A fight about staying out too late turned into something bigger — accusations of disrespect, not being heard, not being valued. The real issues weren’t about that one night. They were about patterns we’d been ignoring for weeks. The fighting escalated over three days and led to our breakup. After a night apart to think, we both realized we weren’t ready to give up. That’s when we decided to try couples therapy.
A few days later, we walked into a therapist’s office. For me, this was terrifying. I’d been to therapy before, but never by choice. This time, I was walking in because I wanted help, because I was lost and didn’t know what to do. I felt hurt and unheard, but also hopeful that we could fix this. My boyfriend was ready to get help. Once we got into the room with the therapist, I could feel myself immediately shut off, no matter how much I wanted the help. She started by asking us what was going on, and we both just looked at each other with discomfort, but we knew the only way to get through this was to be honest.
We knew this sounded like a stupid teenager fight that was nothing compared to the affairs and divorce issues she usually handled. I was embarrassed to tell her we were fighting because of drinking and partying. But once we told her the situation, I felt nothing but heard. We told her all about the fight and how he felt controlled and like I was being unfair, and how I felt unheard and like he didn’t care. She talked us through one another’s emotions from that night, and everything clicked for both of us. This wasn’t a lack of communication, but a lack of control for both of us. I felt like I couldn’t get him to listen to my reasons for staying home, and he felt like he didn’t have control over being with his friends. After a few sessions of talking about this issue, we realized we weren’t on the same team. We didn’t see eye to eye; we only saw what we wanted to see. This led to so many of our fights and made them feel bigger than they actually were.

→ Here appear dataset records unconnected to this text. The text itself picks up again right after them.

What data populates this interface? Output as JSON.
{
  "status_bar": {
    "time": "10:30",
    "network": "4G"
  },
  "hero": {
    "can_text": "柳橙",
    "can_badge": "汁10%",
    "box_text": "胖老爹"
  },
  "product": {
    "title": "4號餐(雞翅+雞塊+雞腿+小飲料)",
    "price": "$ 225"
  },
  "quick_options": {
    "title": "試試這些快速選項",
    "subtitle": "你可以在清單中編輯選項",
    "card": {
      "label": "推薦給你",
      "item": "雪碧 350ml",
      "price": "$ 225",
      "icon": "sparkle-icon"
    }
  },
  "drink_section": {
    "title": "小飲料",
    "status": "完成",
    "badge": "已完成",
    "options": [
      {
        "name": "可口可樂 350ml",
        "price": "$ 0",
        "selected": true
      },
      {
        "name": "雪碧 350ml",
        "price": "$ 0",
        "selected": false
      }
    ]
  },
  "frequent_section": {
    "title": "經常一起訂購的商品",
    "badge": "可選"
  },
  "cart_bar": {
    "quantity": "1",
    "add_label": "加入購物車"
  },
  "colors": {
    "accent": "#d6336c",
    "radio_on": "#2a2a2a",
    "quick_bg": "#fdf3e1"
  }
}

The solution was surprisingly simple. I needed a plan. I would get stressed when he would just go with the flow, and I would have this plan in my head that I wouldn’t tell him about. He needed me to just let him be with his friends and let go while he was out. So, for the next weekend, we came up with a plan for when we would be home. This allowed him to have his carefree night and gave me enough structure to not get overwhelmed and stressed. We tested this out next Thursday, and everything was amazing. We both did our own thing with our own friends, but also agreed to meet at my house at 1 to end the night together. It was the best night I’d had in such a long time. I wasn’t anxiously texting him about when he’d be home, and he wasn’t stressing about responding. We both stuck to the plan we created together, and we actually wanted to hear about each other’s nights instead of just interrogating each other.

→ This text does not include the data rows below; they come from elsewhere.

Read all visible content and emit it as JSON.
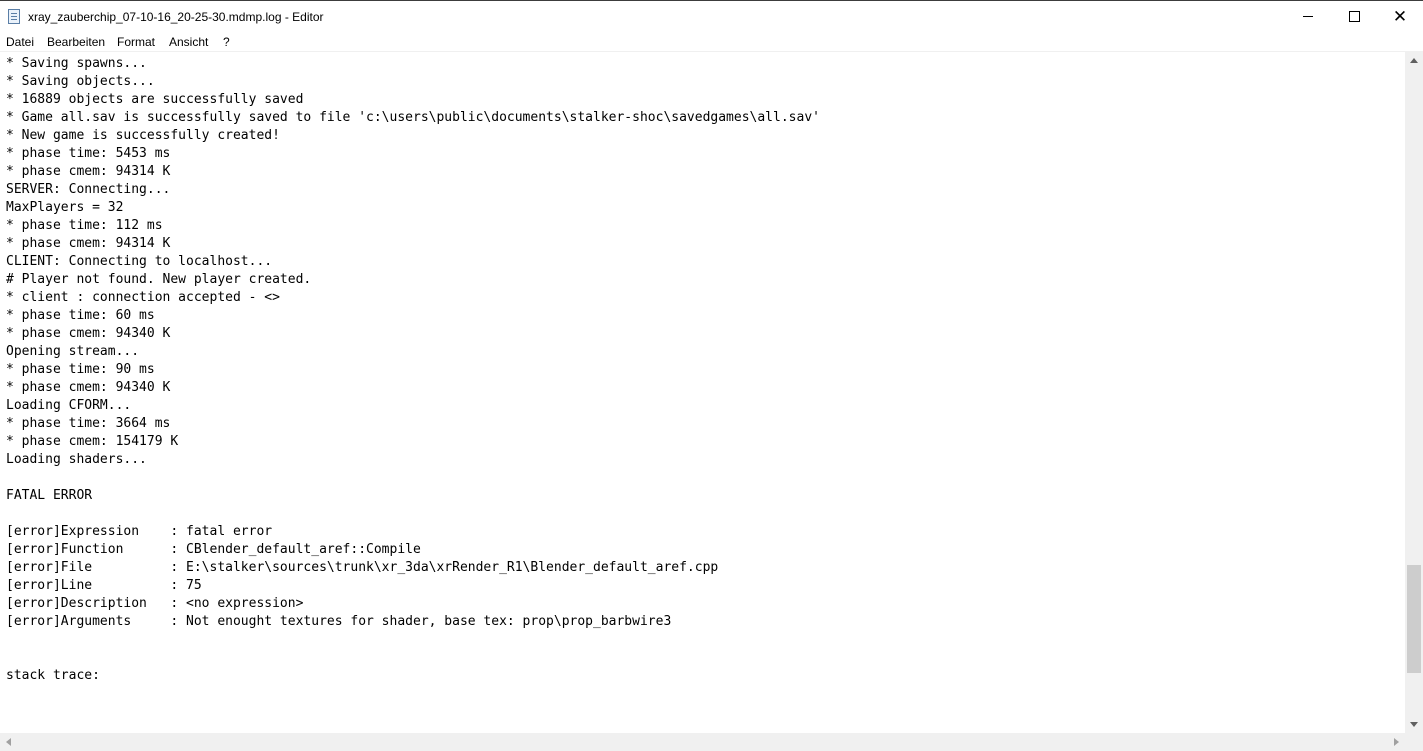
{
  "window": {
    "title": "xray_zauberchip_07-10-16_20-25-30.mdmp.log - Editor",
    "icon": "notepad-icon",
    "controls": {
      "minimize": "minimize-icon",
      "maximize": "maximize-icon",
      "close": "✕"
    }
  },
  "menu": {
    "items": [
      {
        "label": "Datei"
      },
      {
        "label": "Bearbeiten"
      },
      {
        "label": "Format"
      },
      {
        "label": "Ansicht"
      },
      {
        "label": "?"
      }
    ]
  },
  "editor": {
    "lines": [
      "* Saving spawns...",
      "* Saving objects...",
      "* 16889 objects are successfully saved",
      "* Game all.sav is successfully saved to file 'c:\\users\\public\\documents\\stalker-shoc\\savedgames\\all.sav'",
      "* New game is successfully created!",
      "* phase time: 5453 ms",
      "* phase cmem: 94314 K",
      "SERVER: Connecting...",
      "MaxPlayers = 32",
      "* phase time: 112 ms",
      "* phase cmem: 94314 K",
      "CLIENT: Connecting to localhost...",
      "# Player not found. New player created.",
      "* client : connection accepted - <>",
      "* phase time: 60 ms",
      "* phase cmem: 94340 K",
      "Opening stream...",
      "* phase time: 90 ms",
      "* phase cmem: 94340 K",
      "Loading CFORM...",
      "* phase time: 3664 ms",
      "* phase cmem: 154179 K",
      "Loading shaders...",
      "",
      "FATAL ERROR",
      "",
      "[error]Expression    : fatal error",
      "[error]Function      : CBlender_default_aref::Compile",
      "[error]File          : E:\\stalker\\sources\\trunk\\xr_3da\\xrRender_R1\\Blender_default_aref.cpp",
      "[error]Line          : 75",
      "[error]Description   : <no expression>",
      "[error]Arguments     : Not enought textures for shader, base tex: prop\\prop_barbwire3",
      "",
      "",
      "stack trace:"
    ]
  },
  "scrollbar": {
    "vertical_position": 0.92
  }
}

What started as a small disagreement nearly ended our relationship. We got clarity on what was affecting us. We realized this wasn’t just a communication issue, but rather an issue of not feeling safe enough to be honest about our feelings. With our therapist, we were able to be honest and develop plans for how we’ll handle conflicts like this in the future. We finally were able to be on the same team and face conflicts together instead of against each other.
If you’re feeling lost in your relationship — if the same fights keep happening and you can’t figure out why — it’s okay to ask for help. You’re not too young for therapy. You’re just smart enough to know when you need it. He and I caught our pattern before it destroyed us. That’s not a weakness; it is a strength. That’s the whole point.